Volume XXI, No.2 Winter 2001
Ibrahim, Ferhad, and Gulistan Gurbey, eds. The Kurdish Conflict in Turkey: Obstacles and Chances for Peace and Democracy. New York: St. Martin’s, 2000.
The Kurdish Conflict in Turkey: Obstacles and Chances for Peace and Democracy is a collection of nine essays on this decades old conflict which might have been given the more fitting subtitle of External Aspects of an Internal War. The majority of the book’s chapters deal with international factors of the war, and those chapters written on more localized subjects also look at issues encountered by international relations scholars, such as migration, globalization and state collapse.
In the introduction, the editors outline their belief that the “. . . hard-line military and Kemalist core of Turkish society . . .” should give way to the “. . . democratic and liberal forces . . .” and give the Kurdish southeast region autonomy if not independence.More interestingly though, they also introduce the international theme that runs throughout the book with their statement,
The Turkish government strategy which slowly proved successful resulted from various regional factors such as the intensified military and political ties between Turkey and Israel, encouraged by the US. This strategy however was also facilitated by the political and conceptual stagnation of the PKK and its inability to adapt to the new reality after the demise of the bipolar world system . . ..

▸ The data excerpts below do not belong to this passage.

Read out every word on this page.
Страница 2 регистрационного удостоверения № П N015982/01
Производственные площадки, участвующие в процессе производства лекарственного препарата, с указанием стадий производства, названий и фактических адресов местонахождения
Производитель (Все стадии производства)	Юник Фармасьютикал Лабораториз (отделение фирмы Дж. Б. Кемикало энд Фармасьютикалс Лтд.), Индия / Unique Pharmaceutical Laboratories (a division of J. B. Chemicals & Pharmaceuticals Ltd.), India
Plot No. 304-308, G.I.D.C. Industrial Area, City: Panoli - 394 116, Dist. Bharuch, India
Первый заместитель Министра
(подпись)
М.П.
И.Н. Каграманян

Two chapters in the book, one by Michael Gunter and the other by Norman Paech, deal with questions of international law on self-determination as it could be applied in the Kurdish case.Despite the seeming suitability of much of that law, as often is the case, it is up to the dominant actors to apply the law, and currently the dominant actor’s interests do not lie with those of the Kurds. Ferhad Ibrahim’s chapter examines the foreign policy of the PKK and its involvement in Europe, Syria and with its Iraqi neighbors. Robert Olson examines the bargaining and balancing process between Turkey and Syria over the PKK, which came to involve Greece, Iran, Israel, the US and Europe. Amr Hamzawy discusses the Arab perception of this Turk and Kurd issue, and how it changes depending on its relevance to Arab-Israeli relations and other regional issues.Gulstein Gurbey discusses a history of the Kurds’ recent struggle and the Kurds’ past autonomous eras.
In my opinion, the best article included in the text is Baskin Oran’s “Linguistic Minority Rights in Turkey, the Kurds and Globalization,” which, despite its rather limited sounding title, outlines clearly the cause of the ongoing conflict and a solution that should be effective and acceptable to both the Kurds and Turks.Oran explains the background behind Turkey’s anti-Kurd policy, specifically the legacy of the Millet system, the ideology of the Young Turks, the fear of disintegration and the fear of Russia.Oran also explains where the Kurds’ desire for autonomy originates. The economic troubles of Turkey have left the generally poor Kurds, “people without running water watching at their color TV all sorts of exorbitance,” living in “slums next to luxury apartment buildings.” It is here that Oran pinpoints the problem, when all the Kurds have left is their group identity: “The Turkish state, by denying the group identity and the mother language of the Kurds . . . simply facilitates the nationalist terror of the PKK,” and “When the individual has no other identity than that of his primary group, his/her only chances to be ‘noticed’ in the group will materialize if he/she becomes an extremist.”
The Turkish government should allow some autonomy to the Kurds, allow them language rights and involve them in government. At the same time, the government should continue to emphasize the terrorism and criminality of the PKK. This, to use the accurate but antiquated phrase, will win the hearts and minds of the majority of Kurds, undercut the PKK and solve the problem. After all, as Yashar Kemal states, and as Oran quotes, when one wonders if the Kurds will demand independence after being granted a degree of cultural autonomy, the reply should be, “Won’t they ask for independence if we don’t give them cultural autonomy?”
This idea was introduced earlier in the text. In Hamit Bozarslan’s chapter “Why the Armed Struggle,” Bozarslan states, “The PKK’s violence and popularity among some parts of the Kurdish population is largely a product of the state’s coercion, of the impossibility of conducting a legal opposition and the feeling that there is ‘no other way out.’” The editors at the beginning of the book also discussed this idea. “The more intransigent the Turkish state appears the more stubborn will be national Kurdish resistance.”Here again enters the international aspect as the editors suggest, and they may be correct, that “Without permanent and concerted external influence a lack of which has been more than obvious so far there is hardly a chance Turkey changes its policy on the Kurds which would make it possible to arrive at a peaceful conflict settlement.” Specifically, the editors are referring to the EU, but other actors may also affect change in Turkish internal policy.
The Kurdish Conflict in Turkey is a liberal but valuable overview of Turkey’s internal war, with an emphasis on international aspects. It would make a welcome addition to the library of anyone with an interest in Turkey, the Kurds, the region, struggles for self-determination or internal conflict.